Abstract

In 1999 Sony released the AlBO Entertainment Robot, selling more than 150,000 units worldwide until 2006. By 2014, Sony had stopped offering upgrades and maintenance for the product, and owners were faced with the fact their pet-like robots would “die”. Some shrines and temples in Japan hold ningyo kuyō or mass funerals for dolls and other toys. At the suggestion of a small Japanese tech-repair company called A-Fun, one temple began offering a Buddhist funeral ceremony for AIBOs. Approximately 700 AIBOs have so far received a funeral service.
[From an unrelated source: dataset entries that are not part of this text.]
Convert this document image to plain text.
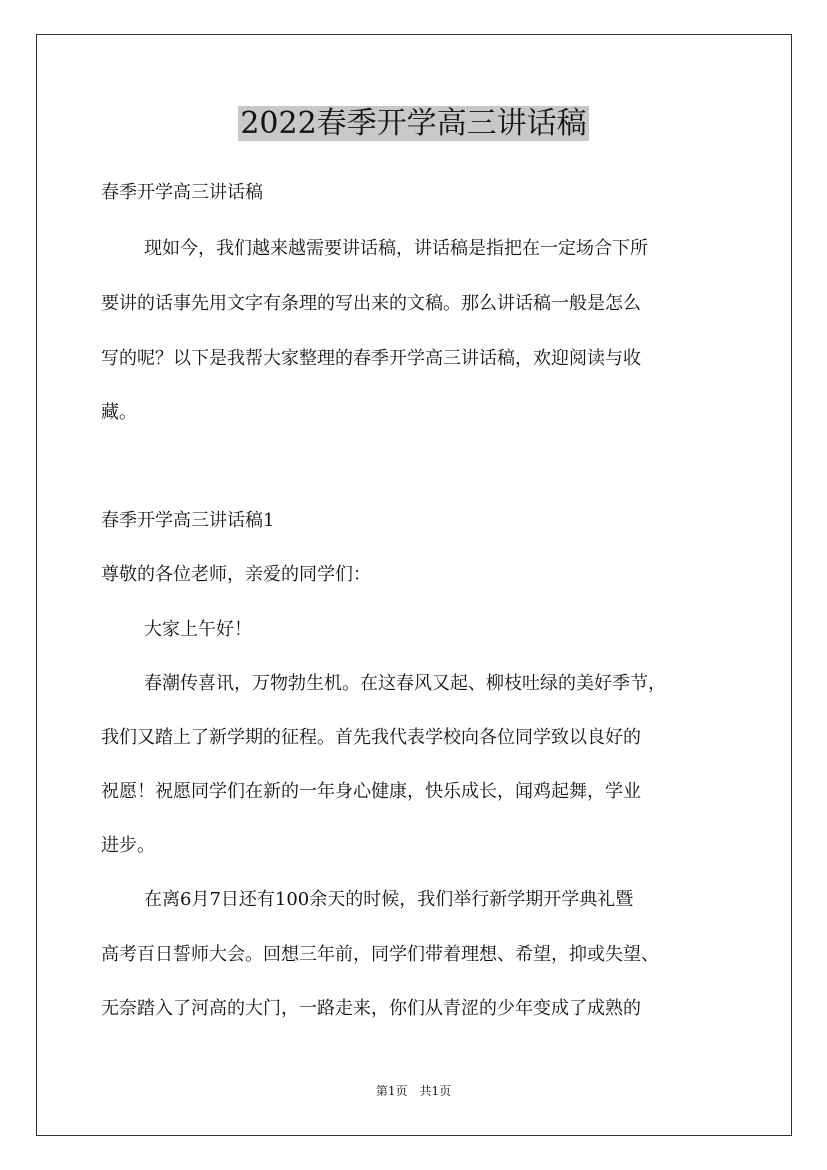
2022春季开学高三讲话稿
春季开学高三讲话稿
现如今，我们越来越需要讲话稿，讲话稿是指把在一定场合下所
要讲的话事先用文字有条理的写出来的文稿。那么讲话稿一般是怎么
写的呢？以下是我帮大家整理的春季开学高三讲话稿，欢迎阅读与收
藏。
春季开学高三讲话稿1
尊敬的各位老师，亲爱的同学们：
大家上午好！
春潮传喜讯，万物勃生机。在这春风又起、柳枝吐绿的美好季节，
我们又踏上了新学期的征程。首先我代表学校向各位同学致以良好的
祝愿！祝愿同学们在新的一年身心健康，快乐成长，闻鸡起舞，学业
进步。
在离6月7日还有100余天的时候，我们举行新学期开学典礼暨
高考百日誓师大会。回想三年前，同学们带着理想、希望，抑或失望、
无奈踏入了河高的大门，一路走来，你们从青涩的少年变成了成熟的
第1页　共1页
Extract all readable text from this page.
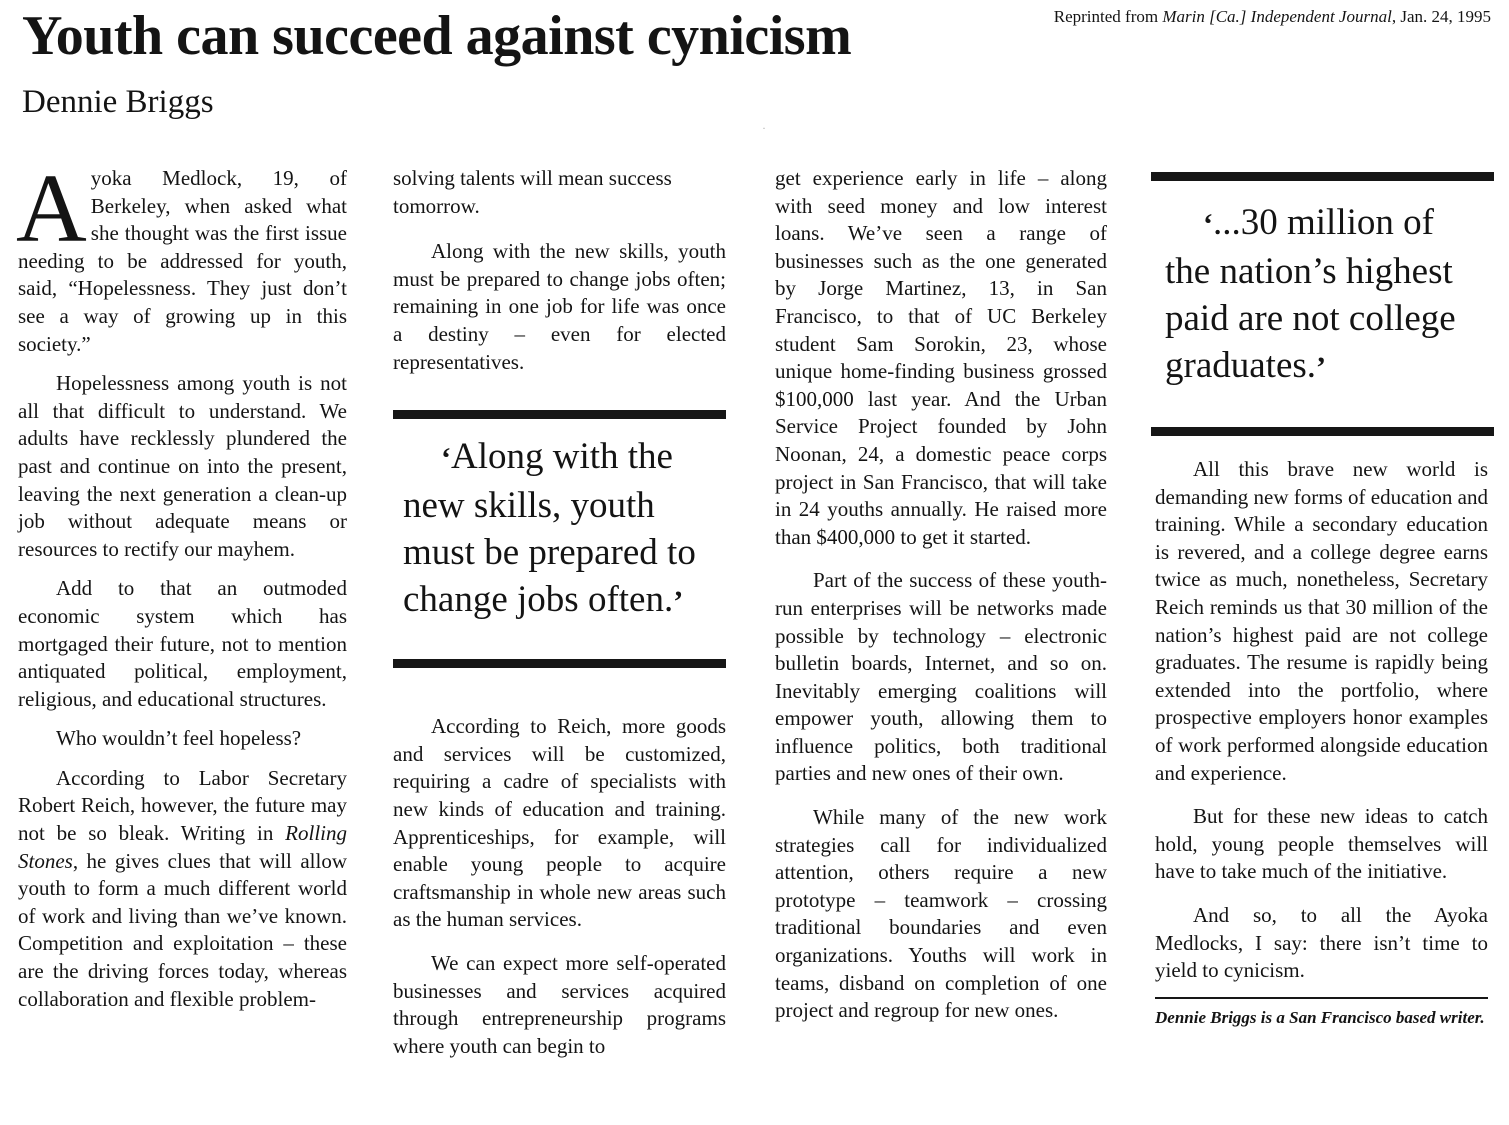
Youth can succeed against cynicism
Dennie Briggs
Reprinted from Marin [Ca.] Independent Journal, Jan. 24, 1995
·

Ayoka Medlock, 19, of Berkeley, when asked what she thought was the first issue needing to be addressed for youth, said, “Hopelessness. They just don’t see a way of growing up in this society.”

Hopelessness among youth is not all that difficult to understand. We adults have recklessly plundered the past and continue on into the present, leaving the next generation a clean-up job without adequate means or resources to rectify our mayhem.

Add to that an outmoded economic system which has mortgaged their future, not to mention antiquated political, employment, religious, and educational structures.

Who wouldn’t feel hopeless?

According to Labor Secretary Robert Reich, however, the future may not be so bleak. Writing in Rolling Stones, he gives clues that will allow youth to form a much different world of work and living than we’ve known. Competition and exploitation – these are the driving forces today, whereas collaboration and flexible problem-

solving talents will mean success tomorrow.

Along with the new skills, youth must be prepared to change jobs often; remaining in one job for life was once a destiny – even for elected representatives.

‘Along with the new skills, youth must be prepared to change jobs often.’

According to Reich, more goods and services will be customized, requiring a cadre of specialists with new kinds of education and training. Apprenticeships, for example, will enable young people to acquire craftsmanship in whole new areas such as the human services.

We can expect more self-operated businesses and services acquired through entrepreneurship programs where youth can begin to

get experience early in life – along with seed money and low interest loans. We’ve seen a range of businesses such as the one generated by Jorge Martinez, 13, in San Francisco, to that of UC Berkeley student Sam Sorokin, 23, whose unique home-finding business grossed $100,000 last year. And the Urban Service Project founded by John Noonan, 24, a domestic peace corps project in San Francisco, that will take in 24 youths annually. He raised more than $400,000 to get it started.

Part of the success of these youth-run enterprises will be networks made possible by technology – electronic bulletin boards, Internet, and so on. Inevitably emerging coalitions will empower youth, allowing them to influence politics, both traditional parties and new ones of their own.

While many of the new work strategies call for individualized attention, others require a new prototype – teamwork – crossing traditional boundaries and even organizations. Youths will work in teams, disband on completion of one project and regroup for new ones.

‘...30 million of the nation’s highest paid are not college graduates.’

All this brave new world is demanding new forms of education and training. While a secondary education is revered, and a college degree earns twice as much, nonetheless, Secretary Reich reminds us that 30 million of the nation’s highest paid are not college graduates. The resume is rapidly being extended into the portfolio, where prospective employers honor examples of work performed alongside education and experience.

But for these new ideas to catch hold, young people themselves will have to take much of the initiative.

And so, to all the Ayoka Medlocks, I say: there isn’t time to yield to cynicism.

Dennie Briggs is a San Francisco based writer.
This paper surveys A-Fun‘s maintenance services for old AIBOs, the AIBO funerals, and Sony's new 2018 AIBO release, in the cross-disciplinary context of human-machine relations in Japan and elsewhere. Drawing on the author's interviews with key actors, it articulates links between philosophy and neuroscience to explain tendencies toward zoomorphism in robot design. Perceiving presence (sonzai kan) and sensibility (kansei) in objects is a culturally contingent phenomenon. Whereas ways of conceiving the partly animate are largely absent from Western philosophy, in the case of AIBO ownership in Japan there is a reverential mindfulness of the technology's inherent contradictions.